Ma oggi, proprio di fronte agli interrogativi ulteriori, che nascono per la storia della “rete protettiva” di informazioni (che stranamente non avrebbe avuto una propaggine nella stampa siciliana) la comparazione con altri casi, in cui la magistratura ha profuso i suoi nobili sforzi e quelli della polizia giudiziaria da essa diretta ed indirizzata per accertamenti di carattere “storiografico”, per “far fuori” Presidente di Regione ed uomini politici più o meno in vista, è d’obbligo.
E d’obbligo sono i rilievi di indiscutibile diversità di trattamento. E di altro.
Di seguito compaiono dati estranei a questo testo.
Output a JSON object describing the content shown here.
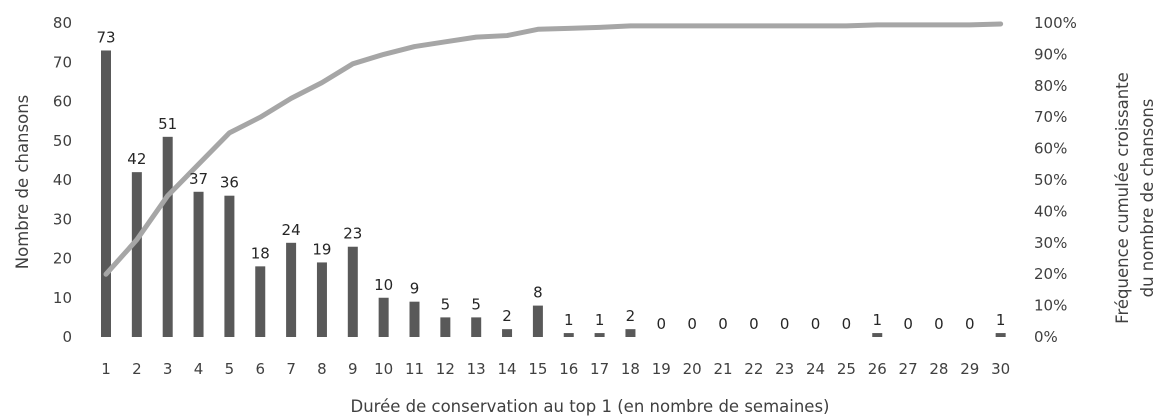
{
  "chart_data": {
    "type": "bar+line",
    "x": [
      1,
      2,
      3,
      4,
      5,
      6,
      7,
      8,
      9,
      10,
      11,
      12,
      13,
      14,
      15,
      16,
      17,
      18,
      19,
      20,
      21,
      22,
      23,
      24,
      25,
      26,
      27,
      28,
      29,
      30
    ],
    "series": [
      {
        "type": "bar",
        "axis": "left",
        "color": "#595959",
        "values": [
          73,
          42,
          51,
          37,
          36,
          18,
          24,
          19,
          23,
          10,
          9,
          5,
          5,
          2,
          8,
          1,
          1,
          2,
          0,
          0,
          0,
          0,
          0,
          0,
          0,
          1,
          0,
          0,
          0,
          1
        ]
      },
      {
        "type": "line",
        "axis": "right",
        "color": "#a6a6a6",
        "values": [
          0.2,
          0.31,
          0.45,
          0.55,
          0.65,
          0.7,
          0.76,
          0.81,
          0.87,
          0.9,
          0.925,
          0.94,
          0.955,
          0.96,
          0.98,
          0.983,
          0.986,
          0.991,
          0.991,
          0.991,
          0.991,
          0.991,
          0.991,
          0.991,
          0.991,
          0.994,
          0.994,
          0.994,
          0.994,
          0.997
        ]
      }
    ],
    "xlabel": "Durée de conservation au top 1 (en nombre de semaines)",
    "ylabel": "Nombre de chansons",
    "y2label_line1": "Fréquence cumulée croissante",
    "y2label_line2": "du nombre de chansons",
    "ylim": [
      0,
      80
    ],
    "yticks": [
      "0",
      "10",
      "20",
      "30",
      "40",
      "50",
      "60",
      "70",
      "80"
    ],
    "y2lim": [
      0,
      1
    ],
    "y2ticks": [
      "0%",
      "10%",
      "20%",
      "30%",
      "40%",
      "50%",
      "60%",
      "70%",
      "80%",
      "90%",
      "100%"
    ],
    "grid": false,
    "legend": "none"
  }
}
Salvatore Petrotto è stato subissato di querele, per quanto ha detto ed ha scritto sul potere confindustriale dei “monnezzari” siciliani. Le sue denunce sono state messe nei cassetti, magari dagli stessi magistrati che lo rinviarono a giudizio per le sue “impertinenti” constatazioni.
Di fronte alla “rete protettiva” contestata a Montante, l’avvenimento secondo cui attraverso una “interpretazione estensiva” di un pezzo di conversazione in casa di un arrestato che è costato a Salvatore Cuffaro sette anni di galera, è cosa da ridere (se non si urla di rabbia).
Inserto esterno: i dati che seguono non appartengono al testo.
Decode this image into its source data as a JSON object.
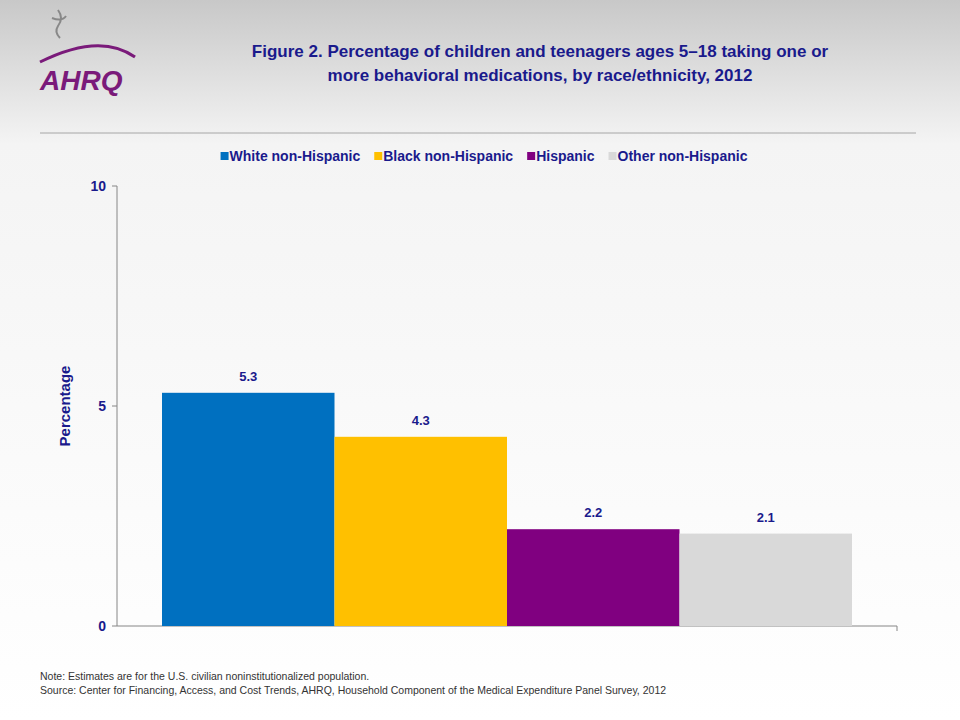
{
  "chart_data": {
    "type": "bar",
    "title": "Figure 2. Percentage of children and teenagers ages 5–18 taking one or more behavioral medications, by race/ethnicity, 2012",
    "logo": "AHRQ",
    "y_label": "Percentage",
    "categories": [
      "White non-Hispanic",
      "Black non-Hispanic",
      "Hispanic",
      "Other non-Hispanic"
    ],
    "values": [
      5.3,
      4.3,
      2.2,
      2.1
    ],
    "colors": [
      "#0070c0",
      "#ffc000",
      "#800080",
      "#d9d9d9"
    ],
    "ylim": [
      0,
      10
    ],
    "yticks": [
      0,
      5,
      10
    ],
    "grid": false,
    "legend": "top",
    "data_labels": true,
    "tick_labels": "y",
    "annotations": [
      "Note: Estimates are for the U.S. civilian noninstitutionalized population.",
      "Source: Center for Financing, Access, and Cost Trends, AHRQ, Household Component of the Medical Expenditure Panel Survey,  2012"
    ]
  }
}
A Montante auguriamo di potersi difendere come non è stato dato difendersi a molti altri dalle persecuzioni cui egli ha dato indiretto concorso. La sua vicenda non ci induce a reclamare la sua pelle, a chiedere che sia mandato al rogo. Ma dovrebbe indurre i fanatici che hanno applaudito ed applaudono ai roghi ed alla persecuzione dei sospetti perché sospettabili, a riflettere e cambiare atteggiamento.
C’è tutta un’impalcatura di malaffare politico-giudiziario di sfruttamento di un fanatismo antimafia artificialmente creato, come se della mafia non bastassero le realtà troppo a lungo dimenticate e radicate, che sta cadendo a pezzi, mostrando un marciume inverecondo. E tuttavia l’arroganza degli inquisitori e dei Famigli dell’Inquisizione non cessa e non si attenua.
Dell’Utri resti in carcere. Il Generale Mori si vuole che ci vada a concludere la sua vita di servitore del Paese. Questo sanno dirci questi sciagurati.
Non abbiamo da pavoneggiarci per aver parlato per primi. Non taceremo finchè questo letamaio non sarà stato spazzato via e con esso la mafia dell’antimafia.